According to an answer here https://mathoverflow.net/questions/25993/sets-with-positive-lebesgue-measure-boundary, if we construct a 'fat' Cantor set by removing the middle open interval of length $\frac{1}{4}$ from $[0,1]$, then removing the $2$ middle length $\frac{1}{4^2}$ open intervals from the remaining intervals, and so on (so that the end result is a Cantor set with measure $\frac{1}{2}$), then the sets:
$$U = \bigcup \{ \text{open intervals removed on odd-numbered steps} \}$$
$$V = \bigcup \{ \text{open intervals removed on even-numbered steps} \}$$
have the fat Cantor set as their common boundary. I fail to see this, can anyone please give me a hint?
Best Answer
This has nothing to do with the Cantor set being fat. Your Cantor set $C$ is the nested intersection $C= \bigcap_{n=0}^{\infty}C_n$ of sets of the form $$C_n=I_{n,1}\cup\dots\cup I_{n,k_n}\text{,}$$
where $I_{n,j}$ are disjoint closed intervals.
Furthermore, each point in the Cantor set is a nested intersection of some of these intervals.
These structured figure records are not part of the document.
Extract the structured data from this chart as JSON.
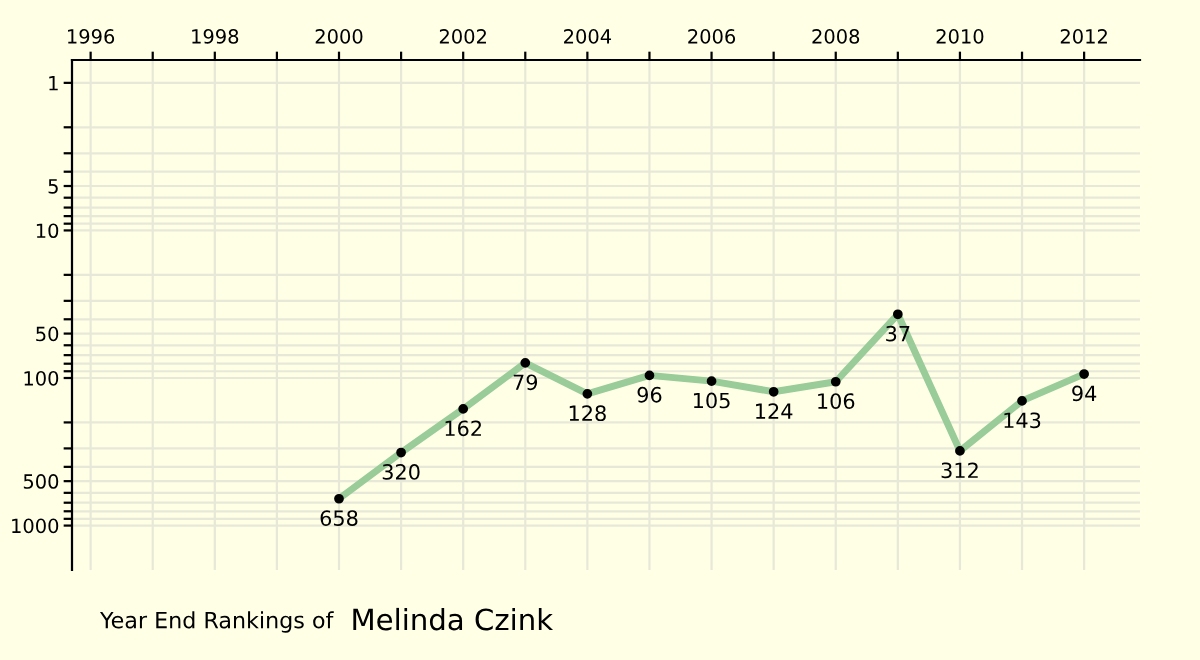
{
  "chart_data": {
    "type": "line",
    "title": "Year End Rankings of",
    "subtitle": "Melinda Czink",
    "x": [
      2000,
      2001,
      2002,
      2003,
      2004,
      2005,
      2006,
      2007,
      2008,
      2009,
      2010,
      2011,
      2012
    ],
    "series": [
      {
        "color": "#99cc99",
        "values": [
          658,
          320,
          162,
          79,
          128,
          96,
          105,
          124,
          106,
          37,
          312,
          143,
          94
        ]
      }
    ],
    "data_labels": true,
    "log": true,
    "marker": "circle",
    "line_style": "solid",
    "grid": true,
    "xlim": [
      1995.7,
      2012.9
    ],
    "xticks": [
      1996,
      {
        "value": 1997,
        "label": null
      },
      1998,
      {
        "value": 1999,
        "label": null
      },
      2000,
      {
        "value": 2001,
        "label": null
      },
      2002,
      {
        "value": 2003,
        "label": null
      },
      2004,
      {
        "value": 2005,
        "label": null
      },
      2006,
      {
        "value": 2007,
        "label": null
      },
      2008,
      {
        "value": 2009,
        "label": null
      },
      2010,
      {
        "value": 2011,
        "label": null
      },
      2012
    ],
    "ylim": [
      2000,
      0.7
    ],
    "yticks": [
      1,
      {
        "value": 2,
        "label": null
      },
      {
        "value": 3,
        "label": null
      },
      {
        "value": 4,
        "label": null
      },
      5,
      {
        "value": 6,
        "label": null
      },
      {
        "value": 7,
        "label": null
      },
      {
        "value": 8,
        "label": null
      },
      {
        "value": 9,
        "label": null
      },
      10,
      {
        "value": 20,
        "label": null
      },
      {
        "value": 30,
        "label": null
      },
      {
        "value": 40,
        "label": null
      },
      50,
      {
        "value": 60,
        "label": null
      },
      {
        "value": 70,
        "label": null
      },
      {
        "value": 80,
        "label": null
      },
      {
        "value": 90,
        "label": null
      },
      100,
      {
        "value": 200,
        "label": null
      },
      {
        "value": 300,
        "label": null
      },
      {
        "value": 400,
        "label": null
      },
      500,
      {
        "value": 600,
        "label": null
      },
      {
        "value": 700,
        "label": null
      },
      {
        "value": 800,
        "label": null
      },
      {
        "value": 900,
        "label": null
      },
      1000
    ]
  }
}
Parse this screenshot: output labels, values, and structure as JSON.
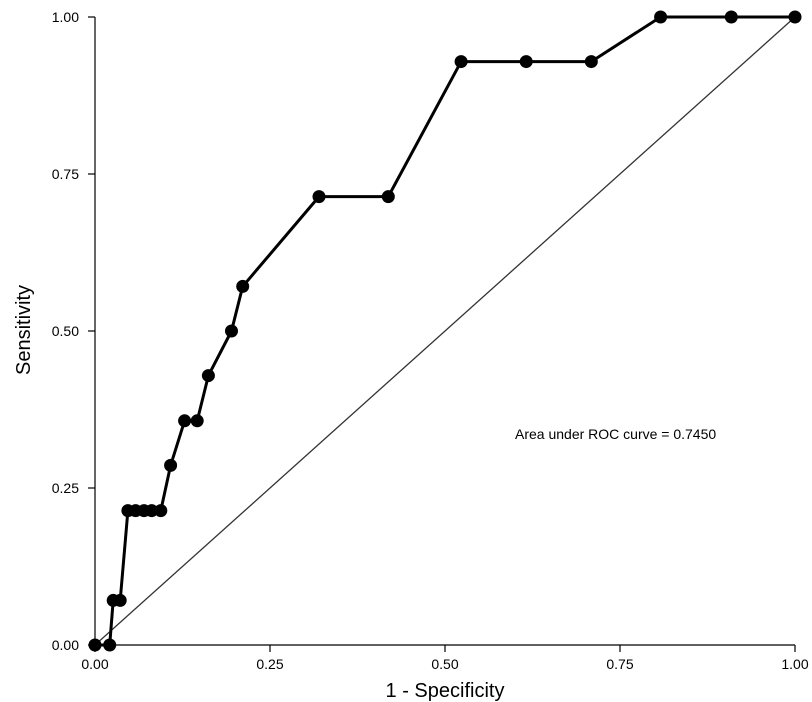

In the construction of the Cantor set, every one of these closed intervals is eventually punctured many times by intervals from $U$ and $V$, and thus each interval $I_{n,j}$ intersects both $U$ and $V$.
Since each point in $C$ is a nested intersection of smaller and smaller intervals that touch both $U$ and $V$, we get $C\subseteq \bar{U}$, $C\subseteq \bar{V}$. Since $C\cap U=\emptyset = C\cap V$, we have $C\subseteq \partial U$ and $C\subseteq \partial V$.
On the other hand, since $U$ and $V$ are open and disjoint from each other, we must have $\partial U\subseteq C$ and $\partial V \subseteq C$.